The 2013 budget tells us to refrain from funding government hospitals and pour a big chunk our resources into a national health insurance program for indigents that will, according to the Philhealth sales pitch, allow the poorest household to enter any hospital, public or private, get medical attention and leave without paying a single peso. That cannot be true.
The no balance billing can be availed only by those in the NHTS. A system that has been criticized as flawed in the course of the implementation of the Department of Social Welfare and Development’s Conditional Cash Transfer Program. This NHTS excluded more than half of the estimated 11M poor households identified by the latest SWS poll on self rated poverty.
Hindi lahat ng mahihirap ay nakabilang sa NHTS. Hindi lahat ng nakabilang sa NHTS ay mahihirap. Hindi maitatatwang maraming nakabilang sa NHTS ay tinaguriang mga political poor, mga benepisyaryo ng mga pulitiko.
The no balance billing can be availed of only in government hospitals or 40% of the total number of hospitals in the Philippines most of which are few and far between and worse, ill-equipped.
Bakit natin binubuhusan ng pera ang Philhealth pero pinagkakaitan naman natin ang gulugod ng serbisyong kalusugan sa ating bansa?
Ito ba ang pagugol ng matuwid?
Mr. Speaker, dear colleagues. We have already approved next year’s budget. Yet it appears, by all indications that we are blindly kowtowing to the Aquino Health Agenda without necessarily taking into consideration its lethal impact on our nation’s healthcare.
The 2013 national budget claims to empower the poorest sectors of society yet is in fact one that excludes, nay, extinguishes their chances of getting access to healthcare. The 2013 national budget that the House of Representatives has approved will in fact spell an even bigger healthcare disaster.
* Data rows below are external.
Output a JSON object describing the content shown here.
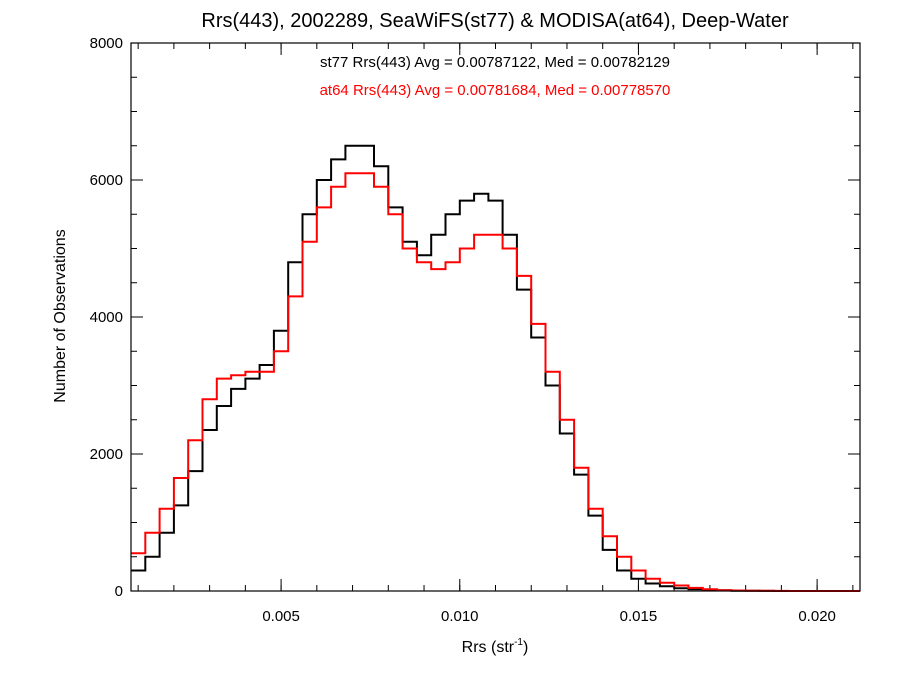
{
  "chart_data": {
    "type": "line",
    "step": true,
    "title": "Rrs(443), 2002289, SeaWiFS(st77) & MODISA(at64), Deep-Water",
    "xlabel_main": "Rrs (str",
    "xlabel_sup": "-1",
    "xlabel_close": ")",
    "ylabel": "Number of Observations",
    "xlim": [
      0.0008,
      0.0212
    ],
    "ylim": [
      0,
      8000
    ],
    "xticks": [
      0.005,
      0.01,
      0.015,
      0.02
    ],
    "xtick_labels": [
      "0.005",
      "0.010",
      "0.015",
      "0.020"
    ],
    "xminor_step": 0.001,
    "yticks": [
      0,
      2000,
      4000,
      6000,
      8000
    ],
    "ytick_labels": [
      "0",
      "2000",
      "4000",
      "6000",
      "8000"
    ],
    "yminor_step": 500,
    "grid": false,
    "series": [
      {
        "name": "st77",
        "color": "#000000",
        "annotation": "st77 Rrs(443) Avg = 0.00787122, Med = 0.00782129",
        "x": [
          0.0008,
          0.0012,
          0.0016,
          0.002,
          0.0024,
          0.0028,
          0.0032,
          0.0036,
          0.004,
          0.0044,
          0.0048,
          0.0052,
          0.0056,
          0.006,
          0.0064,
          0.0068,
          0.0072,
          0.0076,
          0.008,
          0.0084,
          0.0088,
          0.0092,
          0.0096,
          0.01,
          0.0104,
          0.0108,
          0.0112,
          0.0116,
          0.012,
          0.0124,
          0.0128,
          0.0132,
          0.0136,
          0.014,
          0.0144,
          0.0148,
          0.0152,
          0.0156,
          0.016,
          0.0164,
          0.0168,
          0.0172,
          0.0176,
          0.018,
          0.0184,
          0.0188,
          0.0192,
          0.0196,
          0.02,
          0.0204,
          0.0208
        ],
        "values": [
          300,
          500,
          850,
          1250,
          1750,
          2350,
          2700,
          2950,
          3100,
          3300,
          3800,
          4800,
          5500,
          6000,
          6300,
          6500,
          6500,
          6200,
          5600,
          5100,
          4900,
          5200,
          5500,
          5700,
          5800,
          5700,
          5200,
          4400,
          3700,
          3000,
          2300,
          1700,
          1100,
          600,
          300,
          180,
          110,
          70,
          40,
          25,
          15,
          10,
          5,
          3,
          2,
          0,
          0,
          0,
          0,
          0,
          0
        ]
      },
      {
        "name": "at64",
        "color": "#ff0000",
        "annotation": "at64 Rrs(443) Avg = 0.00781684, Med = 0.00778570",
        "x": [
          0.0008,
          0.0012,
          0.0016,
          0.002,
          0.0024,
          0.0028,
          0.0032,
          0.0036,
          0.004,
          0.0044,
          0.0048,
          0.0052,
          0.0056,
          0.006,
          0.0064,
          0.0068,
          0.0072,
          0.0076,
          0.008,
          0.0084,
          0.0088,
          0.0092,
          0.0096,
          0.01,
          0.0104,
          0.0108,
          0.0112,
          0.0116,
          0.012,
          0.0124,
          0.0128,
          0.0132,
          0.0136,
          0.014,
          0.0144,
          0.0148,
          0.0152,
          0.0156,
          0.016,
          0.0164,
          0.0168,
          0.0172,
          0.0176,
          0.018,
          0.0184,
          0.0188,
          0.0192,
          0.0196,
          0.02,
          0.0204,
          0.0208
        ],
        "values": [
          550,
          850,
          1200,
          1650,
          2200,
          2800,
          3100,
          3150,
          3200,
          3200,
          3500,
          4300,
          5100,
          5600,
          5900,
          6100,
          6100,
          5900,
          5500,
          5000,
          4800,
          4700,
          4800,
          5000,
          5200,
          5200,
          5000,
          4600,
          3900,
          3200,
          2500,
          1800,
          1200,
          800,
          500,
          300,
          180,
          120,
          80,
          45,
          25,
          12,
          8,
          5,
          3,
          2,
          0,
          0,
          0,
          0,
          0
        ]
      }
    ]
  }
}
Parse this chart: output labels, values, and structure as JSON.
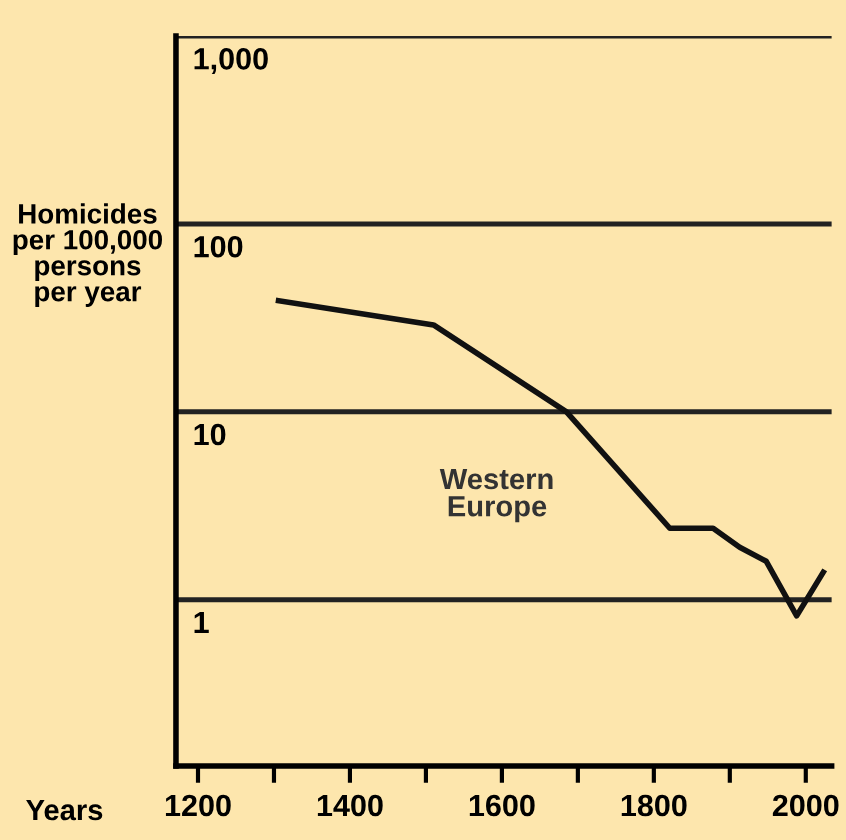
{
  "chart_data": {
    "type": "line",
    "xlabel": "Years",
    "ylabel": "Homicides\nper 100,000\npersons\nper year",
    "x": [
      1306,
      1510,
      1685,
      1821,
      1878,
      1913,
      1948,
      1988,
      2023
    ],
    "series": [
      {
        "name": "Western\nEurope",
        "color": "#111111",
        "values": [
          39,
          29,
          10,
          2.4,
          2.4,
          1.9,
          1.6,
          0.82,
          1.4
        ]
      }
    ],
    "log": true,
    "xlim": [
      1171,
      2034
    ],
    "ylim": [
      0.13,
      1000
    ],
    "xticks": [
      1200,
      {
        "value": 1300,
        "label": null
      },
      1400,
      {
        "value": 1500,
        "label": null
      },
      1600,
      {
        "value": 1700,
        "label": null
      },
      1800,
      {
        "value": 1900,
        "label": null
      },
      2000
    ],
    "yticks": [
      1,
      10,
      100,
      {
        "value": 1000,
        "label": "1,000"
      }
    ],
    "grid": "y",
    "marker": "none",
    "line_style": "solid"
  }
}
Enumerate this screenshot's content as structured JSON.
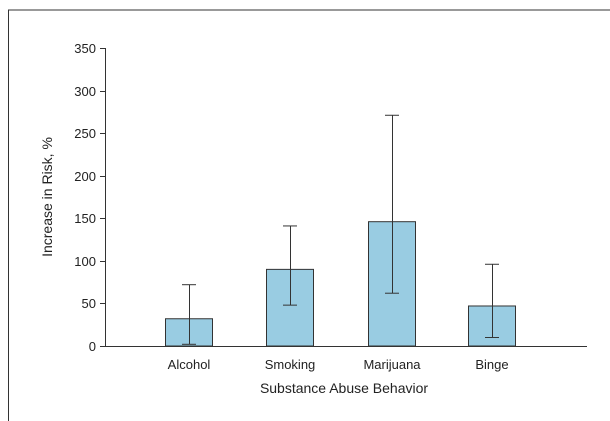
{
  "chart_data": {
    "type": "bar",
    "xlabel": "Substance Abuse Behavior",
    "ylabel": "Increase in Risk, %",
    "ylim": [
      0,
      350
    ],
    "yticks": [
      0,
      50,
      100,
      150,
      200,
      250,
      300,
      350
    ],
    "categories": [
      "Alcohol",
      "Smoking",
      "Marijuana",
      "Binge"
    ],
    "values": [
      32,
      90,
      146,
      47
    ],
    "error_low": [
      2,
      48,
      62,
      10
    ],
    "error_high": [
      72,
      141,
      271,
      96
    ],
    "bar_color": "#99cce2",
    "bar_edge_color": "#333333",
    "grid": false
  }
}
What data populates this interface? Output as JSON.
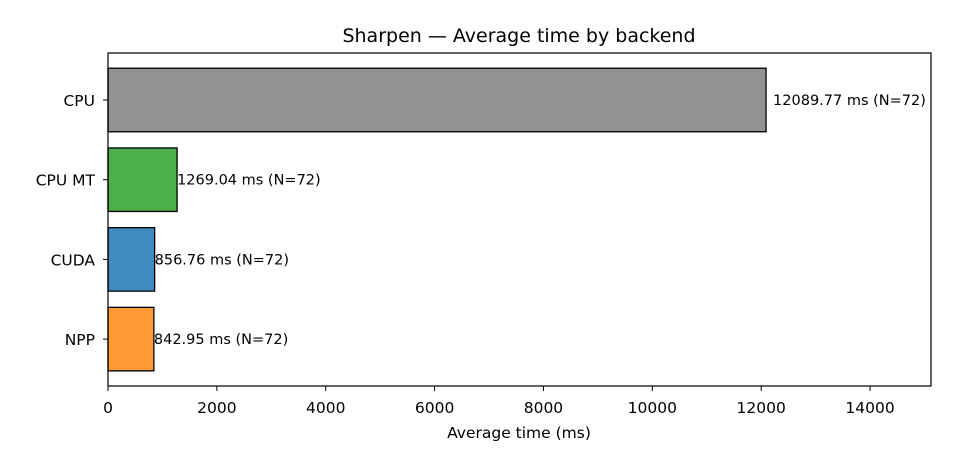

Allow this representation to remind this august chamber that healthcare is a right and that it is the State’s responsibility, our responsibility to ensure that every Filipino enjoys this basic human right and has access to free, appropriate, primary healthcare. Let us make sure that we are not passing legislation that subsequently denies our constituents of this basic human right. (Rep. Luz C. Ilagan of Gabriela Women’s Party is from Davao City).